There was already a war going on in Europe. After Germany invaded the former Soviet Union in June 1941, the United States joined Great Britain, China, the Soviet Union, and several others to become the Allied Powers. We promised aid to the Soviet Union to resist Germany.
Germany was part of the enemy we called the Axis Powers, along with Italy, and later Japan. Together, they signed the Tripartite Pact in 1940, although they mostly fought independent of each other.
On December 7th, 1941, Japanese warplanes attacked the U.S. Navy base at Pearl Harbor, Hawaii. On just one of the American ships, the battleship U.S.S. Arizona, 22 Nebraskans died. This was the beginning of World War II for Nebraskans, as well as the rest of the nation. Most listened closely to the radio when President Franklin D. Roosevelt (FDR) told Congress the December 7th attack on Pearl Harbor was "...a date that will live in infamy."
Most Americans have clear memories of exactly where they were when they heard the news.
"Even though I was only seven and a half years old, I remember December 7, 1941, as if it was yesterday. It was on a Sunday afternoon when we heard on the radio that Pearl Harbor had been bombed. It seemed our lives changed right then."
— Betty Safarik Spilger, who was a Farwell grade school student in 1941.
"I remember we were playing sandlot football when the young ladies who were sitting in their car listening to the radio came to tell us that the Japanese had bombed Pearl Harbor.

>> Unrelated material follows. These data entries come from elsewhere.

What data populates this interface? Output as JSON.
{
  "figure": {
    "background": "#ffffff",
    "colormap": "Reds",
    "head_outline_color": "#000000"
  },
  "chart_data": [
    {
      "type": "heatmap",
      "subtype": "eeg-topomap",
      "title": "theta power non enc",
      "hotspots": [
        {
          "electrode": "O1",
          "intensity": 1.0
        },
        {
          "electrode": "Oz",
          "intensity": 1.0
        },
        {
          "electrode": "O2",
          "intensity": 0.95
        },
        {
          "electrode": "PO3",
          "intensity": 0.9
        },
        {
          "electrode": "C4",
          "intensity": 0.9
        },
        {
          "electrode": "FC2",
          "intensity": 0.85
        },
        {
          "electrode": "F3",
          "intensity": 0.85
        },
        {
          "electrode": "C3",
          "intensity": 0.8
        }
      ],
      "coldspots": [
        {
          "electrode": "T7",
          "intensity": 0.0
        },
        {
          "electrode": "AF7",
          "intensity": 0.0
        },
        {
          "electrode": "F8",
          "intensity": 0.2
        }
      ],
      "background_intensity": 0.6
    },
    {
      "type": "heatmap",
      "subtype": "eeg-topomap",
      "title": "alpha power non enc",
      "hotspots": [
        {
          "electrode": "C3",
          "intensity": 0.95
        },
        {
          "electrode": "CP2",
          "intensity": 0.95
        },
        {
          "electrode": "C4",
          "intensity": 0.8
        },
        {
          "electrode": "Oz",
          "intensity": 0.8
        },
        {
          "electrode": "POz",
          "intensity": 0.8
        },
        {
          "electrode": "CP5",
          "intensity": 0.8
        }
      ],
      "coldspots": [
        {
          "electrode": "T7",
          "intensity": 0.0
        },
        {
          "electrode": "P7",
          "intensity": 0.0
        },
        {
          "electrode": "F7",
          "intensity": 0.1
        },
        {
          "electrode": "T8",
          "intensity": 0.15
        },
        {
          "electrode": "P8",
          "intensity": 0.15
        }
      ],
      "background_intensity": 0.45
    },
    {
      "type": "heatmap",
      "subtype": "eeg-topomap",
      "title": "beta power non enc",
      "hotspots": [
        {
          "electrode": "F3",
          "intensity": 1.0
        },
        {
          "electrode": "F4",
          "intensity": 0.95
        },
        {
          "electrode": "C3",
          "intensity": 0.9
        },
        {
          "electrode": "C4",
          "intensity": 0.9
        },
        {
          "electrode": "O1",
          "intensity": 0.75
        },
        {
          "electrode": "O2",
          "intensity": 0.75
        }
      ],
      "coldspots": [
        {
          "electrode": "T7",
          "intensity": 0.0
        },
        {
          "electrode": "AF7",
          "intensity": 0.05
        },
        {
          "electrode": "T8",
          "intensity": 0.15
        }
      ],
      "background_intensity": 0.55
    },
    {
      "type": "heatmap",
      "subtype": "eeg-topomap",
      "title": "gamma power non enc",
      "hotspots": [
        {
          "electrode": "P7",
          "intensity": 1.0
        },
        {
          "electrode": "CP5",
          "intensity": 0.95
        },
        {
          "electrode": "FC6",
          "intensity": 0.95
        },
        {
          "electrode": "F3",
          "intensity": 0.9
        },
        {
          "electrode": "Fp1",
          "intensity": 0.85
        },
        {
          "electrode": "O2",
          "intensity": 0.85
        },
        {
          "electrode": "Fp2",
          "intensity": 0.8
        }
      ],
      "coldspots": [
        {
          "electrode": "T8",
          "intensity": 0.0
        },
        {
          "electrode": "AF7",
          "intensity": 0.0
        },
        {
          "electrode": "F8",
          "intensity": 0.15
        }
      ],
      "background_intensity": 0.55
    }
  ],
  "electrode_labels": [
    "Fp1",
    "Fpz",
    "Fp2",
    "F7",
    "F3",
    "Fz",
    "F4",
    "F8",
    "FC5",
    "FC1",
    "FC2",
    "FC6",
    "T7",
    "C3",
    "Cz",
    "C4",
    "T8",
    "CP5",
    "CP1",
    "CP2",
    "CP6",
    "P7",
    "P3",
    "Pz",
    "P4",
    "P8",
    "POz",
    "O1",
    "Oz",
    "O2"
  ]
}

To be very honest about it, at the time, I think most of us kind of wondered where Pearl Harbor was."
— Paul Thompson, Cozad student
After the attack on Pearl Harbor, the U.S. joined in combat both to the east and to the west, making the war officially spread around the world.
The Japanese attack on Pearl Harbor changed the lives of all Nebraskans. They joined in a common goal of winning the war no matter what they had to do. The attack motivated many young men to join and fight on the front lines. But, most Nebraskans did not serve in the armed forces. However, life was very challenging, and they did their part to help win the war.
Nebraskans helped to win the war by raising animals and growing crops to help feed the American soldiers and their allies too. Fortunately, rain and an improved economy came to Nebraska farmers after years of drought and a poor economy. Other Nebraska men and women left the farms and got higher paying jobs working in factories making war materials.
The Nebraska Farmer magazine expressed the sentiment of many in a poem in their August 4, 1945 issue.
Old Mac Donald had a farm ...He-e hi, he-e, ho! Old Mac Donald’s hired man said, "Good-bye here I go! I’m working in a war plant where I’m getting better dough."
Because many of Nebraska’s young men had left farms to join the military, there was a labor shortage in rural areas. Thus, many women helped on the farms.
"I think it [my reaction] was, number one, surprise;number two, I don’t think most people [had] even heard of Pearl Harbor; and three, I felt that the Japanese were kind of stupid for even attacking a great, powerful nation like ours, because we put Japan down as a nothing, a tin toy deal... On the day before, I think if you had taken a vote among the people, nobody would have wanted to go to war. As soon as we heard about it people were ready to rush down and enlist the next morning."
— Floyd Marian, Hastings High School student, later
U.S. Army Air Forces C-47 pilot, European Theater.
Some World War II Medal of Honor recipients are in the Nebraska Hall of Fame.